New research led by a team of scientists from Queen’s University Belfast and the Cancer Research UK (CRUK) Scotland Institute in Glasgow have made a series of new discoveries into tumor biology that may be used to deliver a more effective personalized medicine approach for patients with bowel (colorectal) cancer.

Bowel cancer is the fourth most common cancer in the UK, with around 42,900 new bowel cancer cases and around 16,600 bowel cancer deaths in the UK every year, a statistic that highlights the need for new ways to treat patients with this aggressive disease.

The new study, funded by Cancer Research UK, and published in Nature Genetics, used a unique and innovative approach developed in Belfast, to identify a set of previously unseen molecular patterns in tumor tissue that provides new information related to treatment response and risk of disease progression.

These remarkable results mean that clinicians and scientists can now draw more information from a patient’s tumor tissue which may lead to better treatment options.

Previously, the most common approach for identifying groups of tumors based on their biological signaling, known as molecular subtyping, used information about how active individual genes are within tumor tissue.

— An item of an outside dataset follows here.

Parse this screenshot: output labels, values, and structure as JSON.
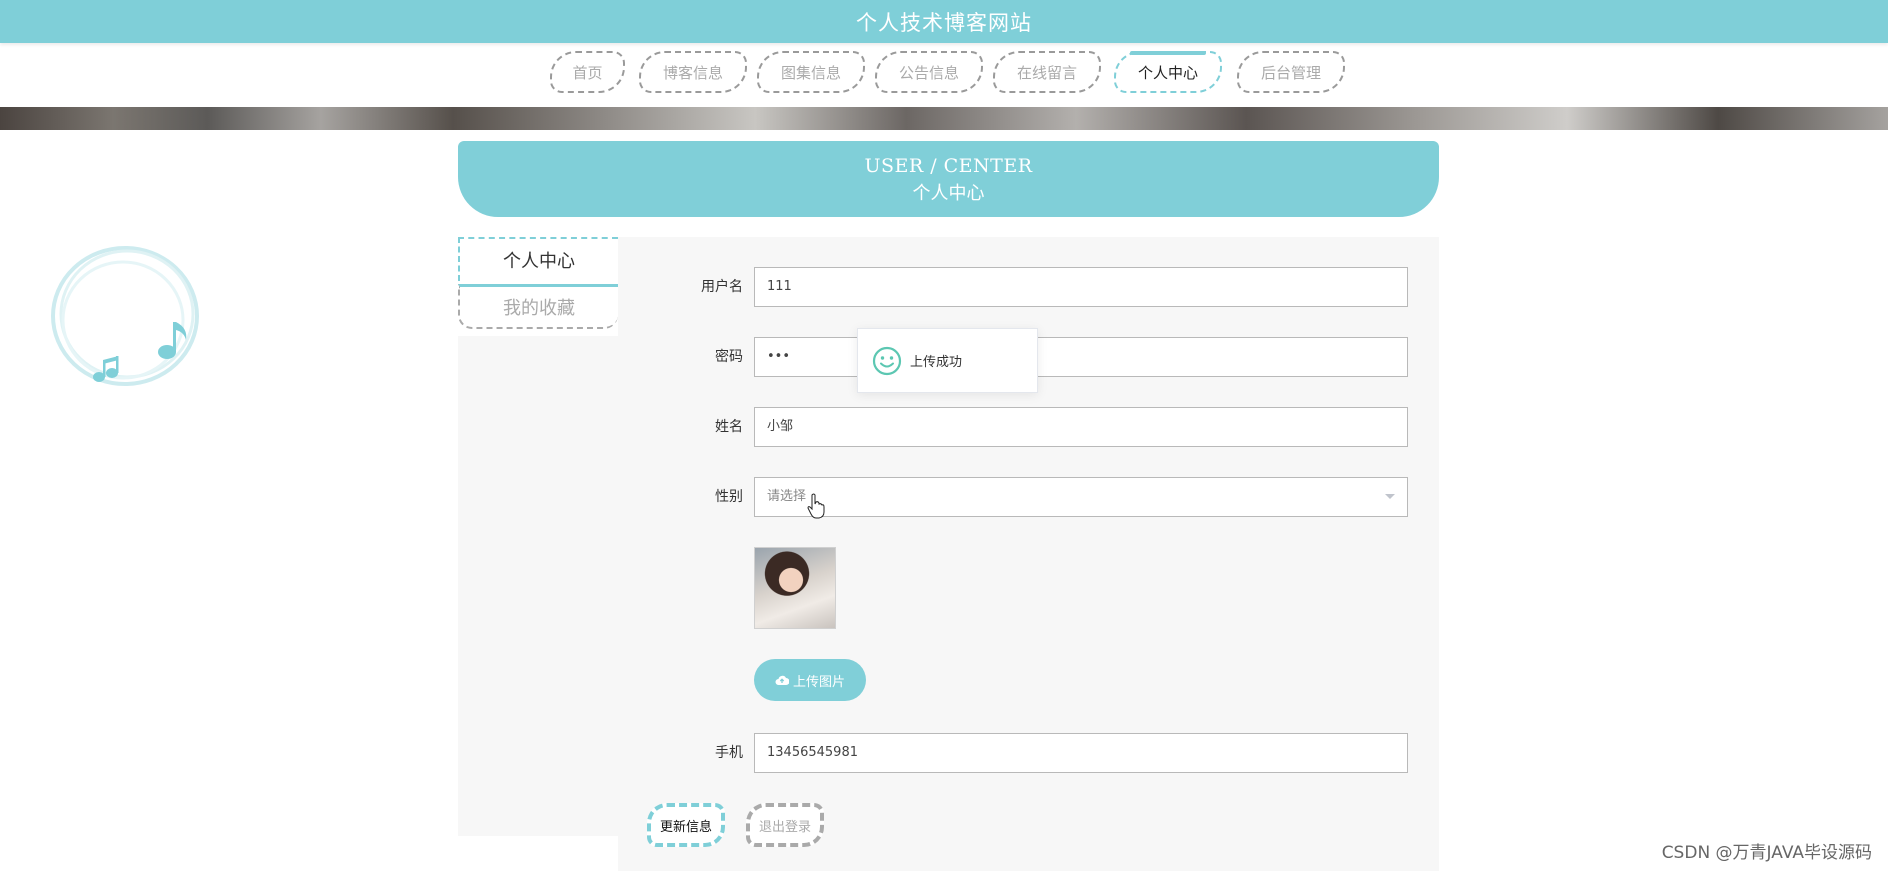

The subtypes identified using this method have shaped understanding of cancer development, progression and response to therapy over the last decade and served as the basis for numerous clinical trials and pre-clinical studies.

Given the potential value of this new pathway approach, researchers from Queen’s University Belfast, the CRUK Scotland Institute, University of Zurich, University of Oxford, alongside a multinational collaborative group, proposed a new data-driven method for the reclassification of bowel cancer, which has been published in this new study.

By assembling genes into biological pathways prior to the development of molecular subtypes, the team rearranged tumors into a series of new groups, based on activity across a complex network of cancer-related signaling; all of which appears to be critical in predicting how well a tumor will respond to different treatments such as chemotherapy and radiotherapy.

To ensure that scientists and clinicians around the world can immediately access these data and test this new subtyping approach, the team have released a freely available classification tool that allows the Belfast-developed approach to be used on tumor samples in any research lab.

The team are now applying their new subtyping approach on tumor samples derived from clinical trials run in the UK, to build the essential clinical evidence needed before the new method can be used to make clinical decisions about which treatments a patient should be offered.